The nature of a free charging station will vary between venues. Supermarkets including Tesco, Lidl, Sainsbury's and Aldi offer limited free docks – although if all the spaces are taken, you either cannot charge your car, need to wait, or must use a paid-for rapid charger instead.

These tend to be 7-22 kW chargers because the faster options are premium – only the slower chargers are free to use.

You can also find charging points at Waitrose, Asda and Morrisons, although these require either a subscription or a PAYG payment.

Pros and Cons of Free EV Chargers

The obvious benefit of a free EV charger is that it is free! However, that doesn’t necessarily mean they are always the best option, particularly if you don’t have hours to wait for a recharge or aren’t keen on spending a significant amount of time parked at a supermarket.

If you are covering longer distances, it is better to install an efficient rapid charger at home or pay for an ultra-rapid charge because you can top up your battery in a fraction of the time, cutting it down from seven to eight hours to around 30 to 50 minutes.

Free chargers also have access restrictions, so they might be:

  • Only open to paying users of the venue.
  • Open to those with a loyalty card or account.
  • Available only during opening hours.
  • Limited to one or two stations.

It is also important to check the parking restrictions. For example, a car park might have free EV charging, but you still need to have a valid ticket for the duration of your stay to avoid being fined or clamped.

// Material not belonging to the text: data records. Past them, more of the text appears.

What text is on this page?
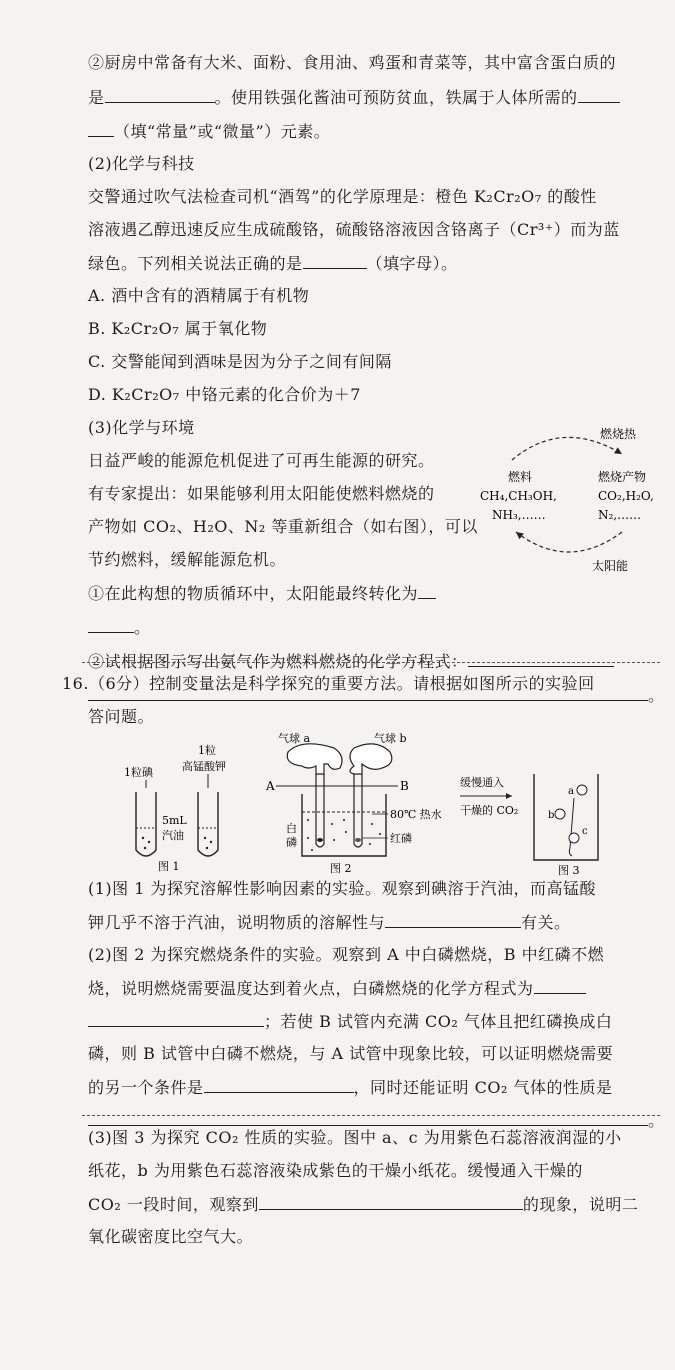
②厨房中常备有大米、面粉、食用油、鸡蛋和青菜等，其中富含蛋白质的
是	。使用铁强化酱油可预防贫血，铁属于人体所需的
（填“常量”或“微量”）元素。
(2)化学与科技
交警通过吹气法检查司机“酒驾”的化学原理是：橙色 K₂Cr₂O₇ 的酸性
溶液遇乙醇迅速反应生成硫酸铬，硫酸铬溶液因含铬离子（Cr³⁺）而为蓝
绿色。下列相关说法正确的是	（填字母）。
A. 酒中含有的酒精属于有机物
B. K₂Cr₂O₇ 属于氧化物
C. 交警能闻到酒味是因为分子之间有间隔
D. K₂Cr₂O₇ 中铬元素的化合价为＋7
(3)化学与环境
日益严峻的能源危机促进了可再生能源的研究。
有专家提出：如果能够利用太阳能使燃料燃烧的
产物如 CO₂、H₂O、N₂ 等重新组合（如右图），可以
节约燃料，缓解能源危机。
①在此构想的物质循环中，太阳能最终转化为
。
②试根据图示写出氨气作为燃料燃烧的化学方程式：
。
燃烧热
燃料
CH₄,CH₃OH,
NH₃,……
燃烧产物
CO₂,H₂O,
N₂,……
太阳能
16.（6分）控制变量法是科学探究的重要方法。请根据如图所示的实验回
答问题。
1粒碘
1粒
高锰酸钾
5mL
汽油
图 1
气球 a	气球 b
A	B
80℃ 热水
白
磷	红磷
图 2
缓慢通入
干燥的 CO₂
a
b
c
图 3
(1)图 1 为探究溶解性影响因素的实验。观察到碘溶于汽油，而高锰酸
钾几乎不溶于汽油，说明物质的溶解性与	有关。
(2)图 2 为探究燃烧条件的实验。观察到 A 中白磷燃烧，B 中红磷不燃
烧，说明燃烧需要温度达到着火点，白磷燃烧的化学方程式为
；若使 B 试管内充满 CO₂ 气体且把红磷换成白
磷，则 B 试管中白磷不燃烧，与 A 试管中现象比较，可以证明燃烧需要
的另一个条件是	，同时还能证明 CO₂ 气体的性质是
。
(3)图 3 为探究 CO₂ 性质的实验。图中 a、c 为用紫色石蕊溶液润湿的小
纸花，b 为用紫色石蕊溶液染成紫色的干燥小纸花。缓慢通入干燥的
CO₂ 一段时间，观察到	的现象，说明二
氧化碳密度比空气大。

Frequently Asked Questions

Next, we've answered a few of the most popular questions about whether you need to pay to charge an electric car and how to get a battery top-up for free.

Is it Possible to Charge an EV for Free?

Yes, if you live or work near a supermarket, shopping centre or office with free EV charging stations, you can plug your battery in and leave it to charge for free.

The downside is that you may need to be an employee, member, or customer to use the facilities, might need a valid parking ticket, and could have to wait several hours for a free slow charger to top up your battery.

How Much Does it Cost to Charge an EV at Home?

Most EV drivers opt to have an EV dock installed at home, normally in a garage or on the wall adjacent to their parking space. A full charge costs roughly £10 to £15 on average, depending on the type of charger you have and the size of your car battery.

Home chargers are most convenient, cost less than a paid-for rapid charger, and are available overnight when electricity tariffs are considerably cheaper.